Toulon, who founded Zero putter company and was head of product creation at TaylorMade for Rossa and Spider, is familiar with the inner-workings of putter design. The goal behind the initial putter line was to create four different head shapes that had superior sound, feel and roll.
That's the goal when any putter is designed, but for Toulon, he wanted to go about things in a different manner.
During the prototyping process, Toulon tested different face designs and found that when he added a crosshatched face pattern — similar to the pattern found on car tires — it not only produced a softer feel at impact, but a better sound as well.
"Once we added that pattern, we knew we had something," Toulon said. "Similar to the way liquid is channeled away through the pattern in the tire, we found that we could get the sound to dissipate at impact so it doesn't go directly to your ear."
To improve roll, horizontal grooves were added in-between the crosshatched pattern on the face that grip the ball to get putts rolling faster.
Head weight can also be adjusted via a plate that's connected to the sole with the help of four screws. The adjustable sole plates come in three weights: 7 grams (aluminum), 20 grams (stainless steel) and 40 grams (tungsten).
All four putter models are milled from 303 stainless steel and start at $400.
Cobra King Utility
These days, it's easy to adjust the loft on your driver or fairway wood with the turn of a wrench. Cobra Golf believes the adjustable technology that was made popular in metalwoods can work for certain irons as well, including the new Cobra King Utility.
Designed with a similar head profile to King Forged CB, the utility club is adjustable from 18-21 degrees, with draw settings that make the club play slightly more upright. It also comes with a 17-4 stainless steel face and an L-Weld that boosts forgiveness and ball speeds.
Cobra's latest design won't be available until May, but that didn't stop Rickie Fowler from putting it in play during his win at the Abu Dhabi HSBC Golf Championship.
Arccos Driver sensor
If you've ever wondered who the best driver of the golf ball is in your weekly foursome, Arccos now gives you the ability to track every drive during a round. As opposed to offering a package that includes 14 sensors, the company has unveiled a new Driver sensor that just tracks the long ball.
The club-to-cloud device has one sensor that attaches to the butt-end of the driver grip. Once paired via Bluetooth to the Arccos iPhone app, the system automatically tracks every drive and provides you with in-depth statistics (length, distance and accuracy), analysis and insights into your driving performance.
According to Arccos' director of sales, Zach Barron, the Driver sensor is geared for players that want to give Arccos a try but don't necessarily want to shell out $300 for 14 sensors.

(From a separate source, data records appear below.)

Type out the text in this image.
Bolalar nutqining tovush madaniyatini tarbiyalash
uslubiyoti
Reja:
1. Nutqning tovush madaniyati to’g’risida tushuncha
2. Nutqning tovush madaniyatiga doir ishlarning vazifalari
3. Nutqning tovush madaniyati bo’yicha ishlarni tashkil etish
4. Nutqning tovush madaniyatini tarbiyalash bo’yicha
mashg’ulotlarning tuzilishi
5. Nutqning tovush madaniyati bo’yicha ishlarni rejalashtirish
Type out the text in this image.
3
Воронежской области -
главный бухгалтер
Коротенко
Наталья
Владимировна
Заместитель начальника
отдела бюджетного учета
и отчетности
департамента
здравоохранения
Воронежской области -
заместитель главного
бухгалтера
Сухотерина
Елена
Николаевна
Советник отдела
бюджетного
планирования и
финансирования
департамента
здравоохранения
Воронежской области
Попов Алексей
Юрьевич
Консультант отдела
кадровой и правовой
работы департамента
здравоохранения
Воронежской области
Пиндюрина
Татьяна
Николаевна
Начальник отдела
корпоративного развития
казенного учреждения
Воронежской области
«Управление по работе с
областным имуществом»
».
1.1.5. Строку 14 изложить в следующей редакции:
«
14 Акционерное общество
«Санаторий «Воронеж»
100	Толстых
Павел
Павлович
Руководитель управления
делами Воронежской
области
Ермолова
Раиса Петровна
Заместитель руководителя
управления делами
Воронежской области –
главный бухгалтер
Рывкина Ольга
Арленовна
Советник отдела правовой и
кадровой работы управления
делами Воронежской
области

"This is a great way to try out Arccos without buying an entire set of sensors," said Zach Baron, Arccos' director of sales. "You can track you drivers, compete against your friends and analyze your stats. It's a way to make things a little more interesting on the course."
Arccos' Driver sensor retails for $80 and is currently available for pre-order.
SuperStroke S-Tech grip
Jordan Spieth rarely tinkers with his equipment setup, but at the Hyundai Tournament of Champions, the two-time major winner made an under-the-radar change, replacing his Golf Pride Tour Velvet grips with SuperStroke's new S-Tech model on his woods, irons and wedges.
Spieth, along with Sergio Garcia, currently use the club grip that features a softer rubber compound that gives it a tackier feel compared to the two different durometers that debuted on the company's TX1 grip last year.
The grip will be available in April and retails for $7 (standard and midsize).